Menu
Brasília

Projeto quer pessoas com deficiência com protagonismo em propagandas do GDF

Proposta prevê ao menos uma ação publicitária governamental local anualmente por órgão

Suzano Almeida

30/01/2026 11h38

Foto: Marcelo Camargo / Agência Brasil

A Câmara Legislativa do Distrito Federal analisará, no retorno aos trabalhos na próxima semana, uma proposta para ampliar diversidade e representatividade nas campanhas de publicidade do governo local. O Projeto de Lei 2.122/2026 protocolado pelo deputado Iolando Almeida (PL) estabelece a obrigatoriedade de pessoas com deficiência atuarem como protagonistas em campanhas publicitárias audiovisuais da Administração Pública do Distrito Federal.

A medida abrange tanto os órgãos da administração direta quanto da indireta e busca transformar a visibilidade desse grupo em uma política de Estado permanente e verificável.

De acordo com o texto da proposta, o conceito de protagonismo é definido de forma rigorosa para evitar que a inclusão ocorra de maneira superficial. Os atores deverão ser apresentados de forma central e identificável na narrativa, seja exercendo a função de apresentadora, narradora, personagem principal ou entrevistada de relevância.

O projeto veda, ainda, a participação meramente figurativa, acessória ou decorativa, garantindo que a presença da pessoa com deficiência seja parte integrante e necessária da mensagem transmitida. Para assegurar a eficácia da medida, o texto determina que cada órgão ou entidade pública preveja, em seus contratos de publicidade, a exigência de ao menos uma campanha institucional anual com este perfil de inclusão.

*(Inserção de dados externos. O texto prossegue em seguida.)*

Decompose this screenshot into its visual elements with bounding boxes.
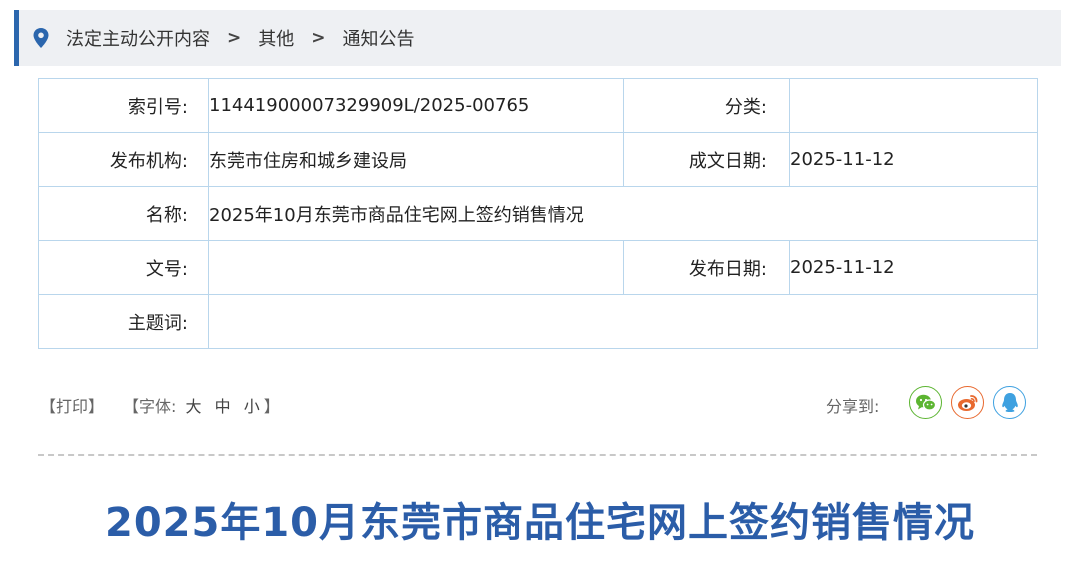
breadcrumb-separator: >: [227, 28, 242, 48]
location-pin-icon: [33, 28, 49, 48]
qq-icon: [1001, 393, 1018, 412]
print-button[interactable]: 【打印】: [40, 393, 104, 417]
document-meta-table: 索引号: 11441900007329909L/2025-00765 分类: 发…: [38, 78, 1038, 349]
wechat-icon: [915, 394, 936, 411]
share-label: 分享到:: [826, 397, 880, 416]
breadcrumb: 法定主动公开内容 > 其他 > 通知公告: [14, 10, 1061, 66]
font-size-control: 【字体: 大 中 小】: [123, 393, 280, 417]
share-qq-button[interactable]: [993, 386, 1026, 419]
table-row: 文号: 发布日期: 2025-11-12: [38, 240, 1038, 295]
content-divider: [38, 454, 1037, 456]
publisher-value: 东莞市住房和城乡建设局: [208, 132, 624, 187]
breadcrumb-item-other[interactable]: 其他: [258, 25, 294, 51]
share-weibo-button[interactable]: [951, 386, 984, 419]
breadcrumb-item-public-content[interactable]: 法定主动公开内容: [66, 25, 210, 51]
doc-number-label: 文号:: [38, 240, 209, 295]
font-size-suffix: 】: [263, 397, 280, 416]
font-size-label: 【字体:: [123, 397, 177, 416]
table-row: 主题词:: [38, 294, 1038, 349]
table-row: 名称: 2025年10月东莞市商品住宅网上签约销售情况: [38, 186, 1038, 241]
font-large-button[interactable]: 大: [186, 397, 202, 416]
publish-date-label: 发布日期:: [623, 240, 790, 295]
article-title: 2025年10月东莞市商品住宅网上签约销售情况: [105, 500, 975, 546]
index-number-label: 索引号:: [38, 78, 209, 133]
table-row: 发布机构: 东莞市住房和城乡建设局 成文日期: 2025-11-12: [38, 132, 1038, 187]
weibo-icon: [957, 394, 977, 411]
keywords-value: [208, 294, 1038, 349]
breadcrumb-item-notices[interactable]: 通知公告: [343, 25, 415, 51]
publish-date-value: 2025-11-12: [789, 240, 1038, 295]
breadcrumb-separator: >: [311, 28, 326, 48]
font-small-button[interactable]: 小: [244, 397, 260, 416]
written-date-value: 2025-11-12: [789, 132, 1038, 187]
keywords-label: 主题词:: [38, 294, 209, 349]
font-medium-button[interactable]: 中: [215, 397, 231, 416]
table-row: 索引号: 11441900007329909L/2025-00765 分类:: [38, 78, 1038, 133]
category-value: [789, 78, 1038, 133]
index-number-value: 11441900007329909L/2025-00765: [208, 78, 624, 133]
name-value: 2025年10月东莞市商品住宅网上签约销售情况: [208, 186, 1038, 241]
publisher-label: 发布机构:: [38, 132, 209, 187]
share-wechat-button[interactable]: [909, 386, 942, 419]
category-label: 分类:: [623, 78, 790, 133]
written-date-label: 成文日期:: [623, 132, 790, 187]
name-label: 名称:: [38, 186, 209, 241]
article-toolbar: 【打印】 【字体: 大 中 小】 分享到:: [40, 384, 1030, 424]
doc-number-value: [208, 240, 624, 295]
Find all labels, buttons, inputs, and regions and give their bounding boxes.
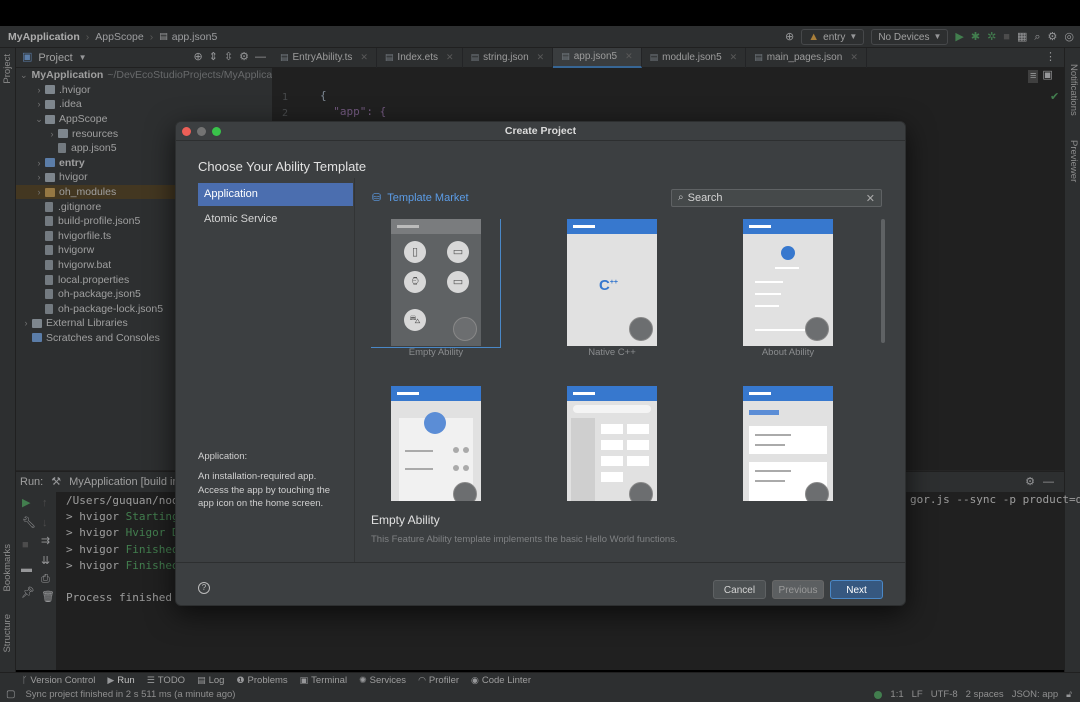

Além da representatividade na tela, o projeto de lei institui mecanismos de transparência e rastreabilidade orçamentária. As entidades governamentais deverão publicar anualmente, até o dia 31 de março, um Relatório Anual de Inclusão detalhando as campanhas veiculadas no exercício anterior.

O texto prevê também a criação de um identificador de conformidade nos processos administrativos e de liquidação de despesas publicitárias. Esse “selo” de controle permitirá que os órgãos de fiscalização interna e externa monitorem o destino dos recursos e verifiquem se as cláusulas de inclusão estão sendo efetivamente cumpridas pelas agências e produtoras contratadas.

Outro ponto relevante da proposta diz respeito ao tratamento ético e à proteção contra o preconceito. O projeto estabelece diretrizes para assegurar um tratamento digno e respeitoso, proibindo qualquer conteúdo que promova exposição vexatória, estigmatizante ou práticas capacitistas, mesmo que de forma indireta.

Na justificativa do projeto, o deputado Iolando destaca que a publicidade oficial é um instrumento fundamental de formação de cultura cidadã e que a invisibilidade histórica das pessoas com deficiência nas peças do Estado reforça barreiras sociais e estereótipos que contradizem os valores constitucionais de igualdade e dignidade.

No que tange à governança e às sanções, a proposta adota um modelo de responsabilização administrativa. Caso as metas de inclusão não sejam atingidas, o gestor responsável não sofrerá penalidades pecuniárias imediatas, mas será obrigado a registrar a ocorrência no relatório oficial com justificativa fundamentada. Além disso, deverá adotar um plano de correção obrigatório para o ano subsequente.